The model is trained end-to-end on data collected from multi-view RGB-D videos of robots interacting with diverse objects. A key aspect of the training data pipeline is the use of foundational vision models (like Grounded-SAM-2 and CoTracker) for object segmentation and dense, persistent 3D particle tracking from the raw video data. The model is optimized by minimizing the Mean Squared Error (MSE) between predicted and ground truth particle positions over a short prediction horizon.
A significant practical application demonstrated in the paper is 3D action-conditioned video prediction. By integrating the predicted particle motions with 3D Gaussian Splatting (3DGS) reconstructions of the object, the framework can generate realistic video renderings of the learned dynamics. The predicted particle trajectories are used as control points to deform the Gaussian kernels via Linear Blend Skinning (LBS), allowing for realistic visualization of complex deformations.
Furthermore, the learned dynamics model is shown to be effective for model-based planning by integrating it into a Model Predictive Control (MPC) framework (specifically, MPPI). Given a target state (e.g., a desired object shape), the dynamics model is used to predict the outcome of sampled robot actions over a horizon, and actions are optimized to minimize the distance (e.g., Chamfer Distance) to the target. This enables goal-conditioned manipulation of deformable objects.

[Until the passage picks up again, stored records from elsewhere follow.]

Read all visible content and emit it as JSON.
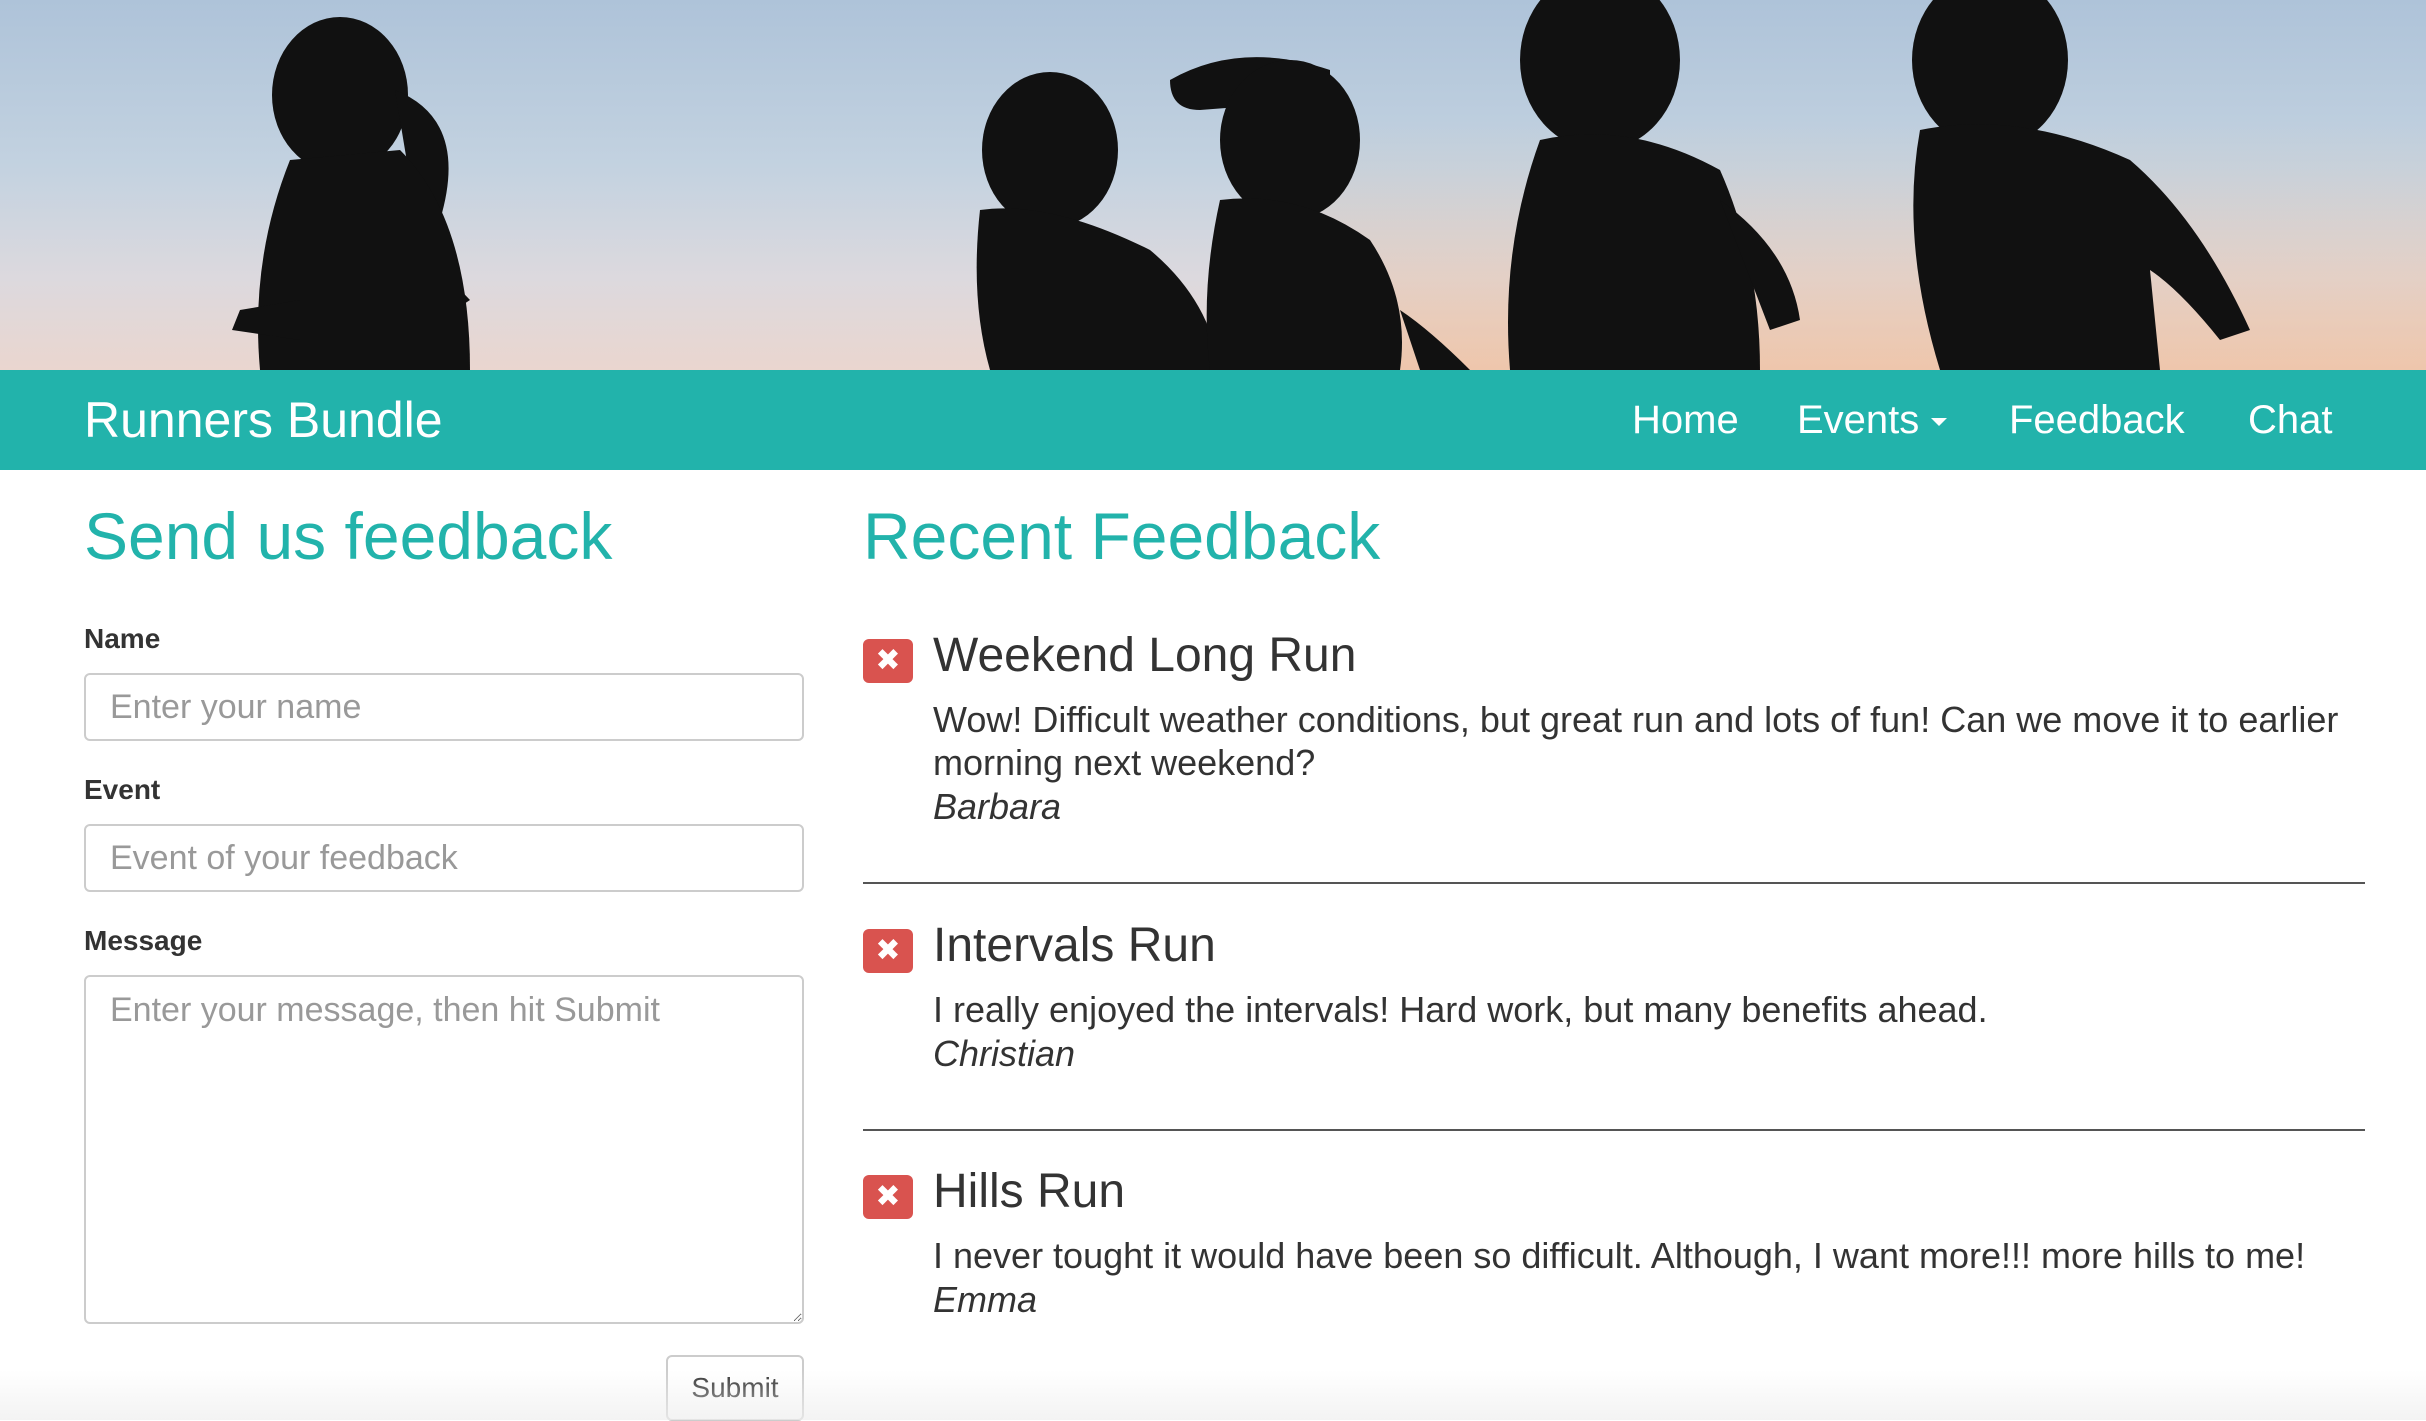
{
  "navbar": {
    "brand": "Runners Bundle",
    "items": [
      {
        "label": "Home"
      },
      {
        "label": "Events"
      },
      {
        "label": "Feedback"
      },
      {
        "label": "Chat"
      }
    ]
  },
  "form": {
    "heading": "Send us feedback",
    "name_label": "Name",
    "name_placeholder": "Enter your name",
    "name_value": "",
    "event_label": "Event",
    "event_placeholder": "Event of your feedback",
    "event_value": "",
    "message_label": "Message",
    "message_placeholder": "Enter your message, then hit Submit",
    "message_value": "",
    "submit_label": "Submit"
  },
  "recent": {
    "heading": "Recent Feedback",
    "items": [
      {
        "title": "Weekend Long Run",
        "message": "Wow! Difficult weather conditions, but great run and lots of fun! Can we move it to earlier morning next weekend?",
        "author": "Barbara"
      },
      {
        "title": "Intervals Run",
        "message": "I really enjoyed the intervals! Hard work, but many benefits ahead.",
        "author": "Christian"
      },
      {
        "title": "Hills Run",
        "message": "I never tought it would have been so difficult. Although, I want more!!! more hills to me!",
        "author": "Emma"
      }
    ]
  },
  "icons": {
    "delete": "close-icon",
    "events_dropdown": "caret-down-icon"
  },
  "colors": {
    "accent": "#22b3ab",
    "danger": "#d9534f"
  }
}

The experimental results demonstrate that Particle-Grid Neural Dynamics outperforms state-of-the-art physics-based (MPM) and learning-based (Graph-Based Neural Dynamics) baselines in dynamics prediction accuracy across a variety of challenging deformable objects, including ropes, cloth, plush toys, boxes, paper bags, and bread. The hybrid representation and global point encoder contribute to improved robustness under sparse visual observations (fewer camera views) and better generalization to unseen object instances within the same category. The integration with 3DGS yields higher-fidelity video predictions, and the application in MPC shows improved planning performance compared to the GBND baseline.
Despite its strengths, the framework has limitations, including assuming a fixed number of particles (making it challenging for scenarios involving particle appearance/disappearance), implicitly learning physical properties without explicit identification, and reliance on the accuracy of upstream vision models used for data collection and rendering.
Overall, the Particle-Grid Neural Dynamics framework presents a practical and effective approach for learning deformable object dynamics from real-world visual data, enabling high-fidelity simulation, video prediction, and model-based robotic manipulation.